Doch wenn er eins gelernt hat im mittlerweile fünften Sommer als Teammanager, dann ist es das stoische Aufnehmen eben genau dieser manchmal nervigen, manchmal kleinlichen, manchmal frechen, manchmal unerfüllbaren und nur ganz selten dringenden Bitten der Spieler.
Im Zufriedenstellen der Spieler und des Trainerteams ist er mittlerweile schon ein Profi, wohl auch dank seines schlauen Notizbuchs, das ihm auf Schritt und Tritt folgt und seine kognitiven Kapazitäten ungemein erweitert. Wer glaubt, dass allein diese Fähigkeiten einen professionellen Teammanager ausmachen, der irrt aber gewaltig.
Als Teammanager warten auf 'Baum(i)", wie er von den Kollegen liebevoll genannt wird, nämlich noch wesentlich größere und verantwortungsvollere Aufgaben. Gemeinsam mit dem Betreuerteam gilt es die gesamte Teamorganisation über Monate hinweg zu planen und umzusetzen. Angefangen von der Organisation aller Reisen und der Verwaltung der Ausrüstung bis hin zu Abrechnungen warten auf ihn vielfältige Herausforderungen, die ihn zumeist sieben Tage pro Woche und oft bis weit in die Nacht beanspruchen.
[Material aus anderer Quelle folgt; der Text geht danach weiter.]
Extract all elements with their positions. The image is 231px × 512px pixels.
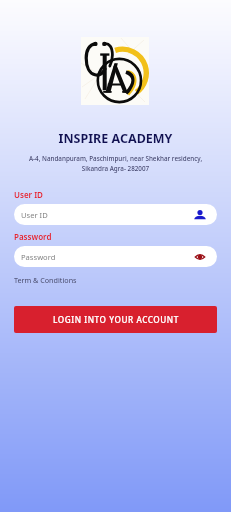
button[interactable]: User ID xyxy=(14,204,217,225)
button[interactable]: User xyxy=(194,209,206,221)
staticText: INSPIRE ACADEMY xyxy=(0,130,231,147)
staticText: User ID xyxy=(14,189,43,200)
staticText: LOGIN INTO YOUR ACCOUNT xyxy=(53,314,179,325)
staticText: User ID xyxy=(21,210,48,220)
button[interactable]: Show password xyxy=(194,251,206,263)
staticText: Term & Conditions xyxy=(14,275,77,285)
staticText: Password xyxy=(14,231,52,242)
button[interactable]: Password xyxy=(14,246,217,267)
staticText: A-4, Nandanpuram, Paschimpuri, near Shek… xyxy=(10,154,221,173)
staticText: Password xyxy=(21,252,56,262)
button[interactable]: LOGIN INTO YOUR ACCOUNT xyxy=(14,306,217,333)
button[interactable]: Term & Conditions xyxy=(14,275,77,285)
Dennoch kann man den ganzen Tag über am Zimmer klopfen, oft auch noch kurz vor Mitternacht, und nur in den seltensten Fällen wird das freundliche 'Ja bitte" beim Öffnen der Türe durch ein semifreundliches 'Wos is?" eingetauscht.
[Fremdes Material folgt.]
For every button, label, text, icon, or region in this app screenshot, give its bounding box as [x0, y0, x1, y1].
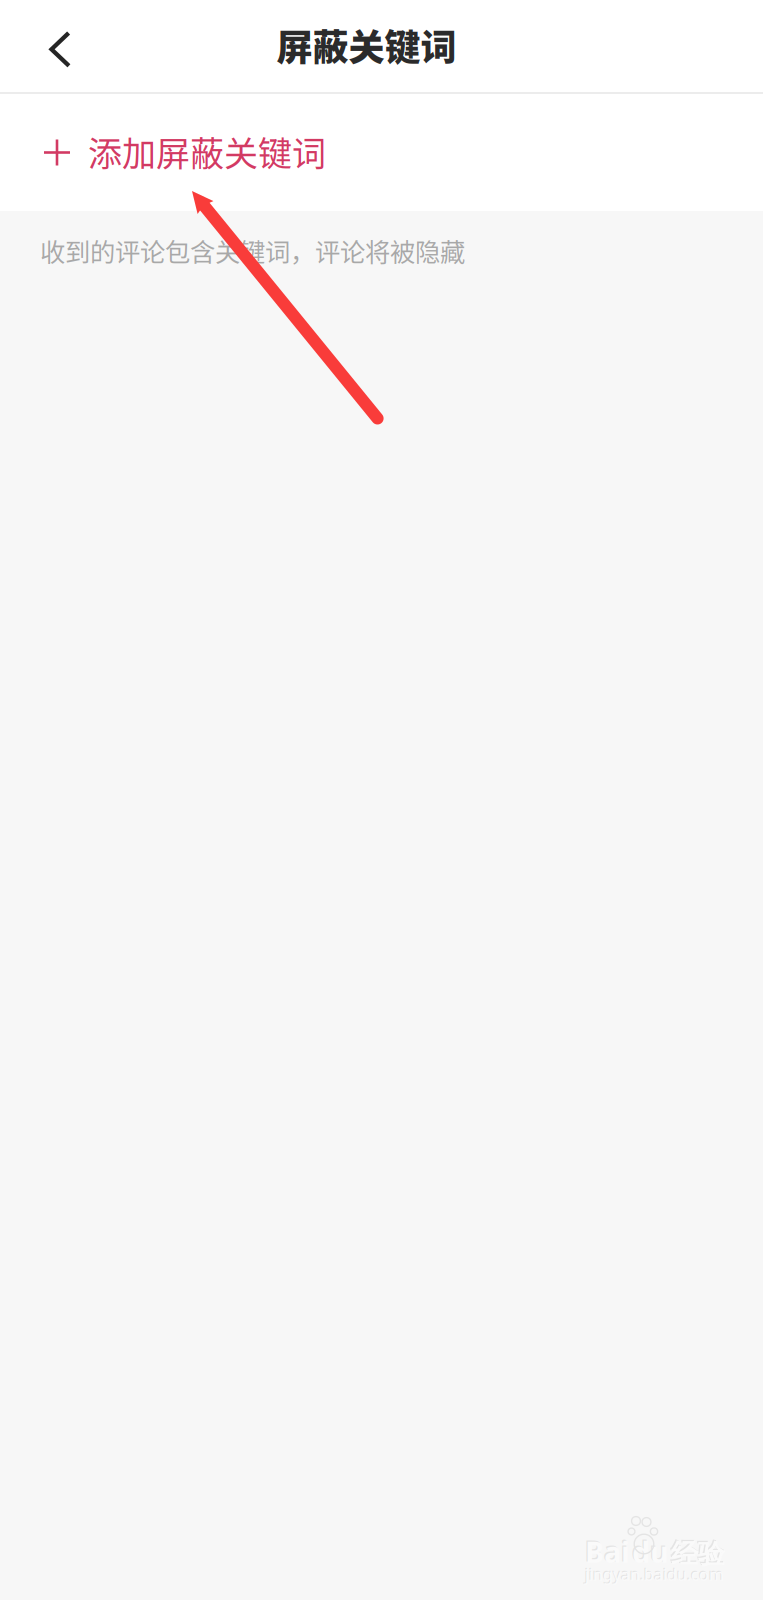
staticText: 收到的评论包含关键词，评论将被隐藏 [40, 232, 465, 269]
staticText: 经验 [671, 1538, 725, 1570]
staticText: Bai [584, 1532, 628, 1569]
button[interactable]: Back [0, 0, 115, 92]
staticText: jingyan.baidu.com [584, 1563, 723, 1584]
staticText: 经验 [670, 1536, 724, 1569]
staticText: du [631, 1532, 667, 1569]
staticText: du [632, 1533, 668, 1570]
button[interactable]: 添加屏蔽关键词 [0, 94, 763, 211]
staticText: 屏蔽关键词 [276, 19, 456, 71]
staticText: jingyan.baidu.com [585, 1564, 724, 1585]
staticText: Bai [585, 1533, 629, 1570]
staticText: 添加屏蔽关键词 [88, 127, 326, 176]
Auch wenn ihm der Ausdruck 'Mädchen für alles" nicht ganz so gut gefällt, ist er neben seinen eigentlichen Kerntätigkeiten für die Spieler genau das und noch mehr, nämlich 'die gute Seele" des Teams. Denn seine natürliche Freundlichkeit und Lockerheit, kommt wie auch sein Sinn für Humor und das jung-gebliebene sonnige Gemüt beim gesamten Kader immer gut an und ist Garant für ein gutes Mannschaftsklima.
Sind ihm einmal ein paar freie Minuten gegönnt, verbringt er diese gerne mit Musikhören. Radio Superfly oder Deutscher Hip Hop muss es sein. In den langen Jahren als Festival-Fan hat er sich ein nahezu enzyklopädisches Musikwissen angeeignet. Der Mann weiß also wovon er spricht und diskutiert auch gerne darüber, am liebsten und längsten mit Mittelblocker Gerald Reiser.
Nichts vormachen kann man ihm dagegen in Sachen österreichischer Volleyball-Szene. Auf diesem Gebiet ist er der Experte schlechthin. Fällt der Name eines Österreichers, der jemals zu irgendeinem Zeitpunkt seiner Existenz einen Volleyball berührt hat, egal ob in der Halle oder am Sand, egal ob Amateur oder Profi, kann man sich sicher sein, dass der Baumi ihn und seinen Werdegang kennt sowie auch ein 'Gschichterl" über ihn auf Lager hat. Am Laufenden hält er sich in diesem Bereich vor allem per Facebook, wo er seine 1.153 Freunde (womit er zur absoluten Elite zählt), einmal im Jahr an ihrem Geburtstag mit einem spartanischen 'All well" belohnt.

Doch wie wurde Baumi ÖVV-Teammanager?
Nachdem er bereits in Wolfsberg, wo er groß wurde, das Volleyballspielen erlernt hatte, zog es ihn nach Wien für ein Englisch und Publizistik Studium.
Während er in einer Werbe- und Marketingagentur als kreativer Kopf die Möglichkeit hatte vielfältige Erfahrungen zu sammeln, spielte er in seiner Freizeit weiter Volleyball. Als Libero (einmal soll er zu seinem Trainer gesagt haben 'Ich möcht Aufspieler werden, weil ich ned baggern kann!") gewann er mit UAB Döbling die Wiener Landesliga und den Cup. Später übernahm er auch Aufgaben in der Vereinsführung und als Trainer.
Die gezeigten Qualitäten in dieser Tätigkeit führten ihn schließlich zum ÖVV, wo er die Möglichkeit erhielt, seine unterschiedlichen Talente und seien Leidenschaft für den Volleyballsport in der Aufgabe als Teammanager zu kombinieren. Übrigens sehr zur Freude seiner Lebensgefährtin, die selbst im Nationalteam spielte.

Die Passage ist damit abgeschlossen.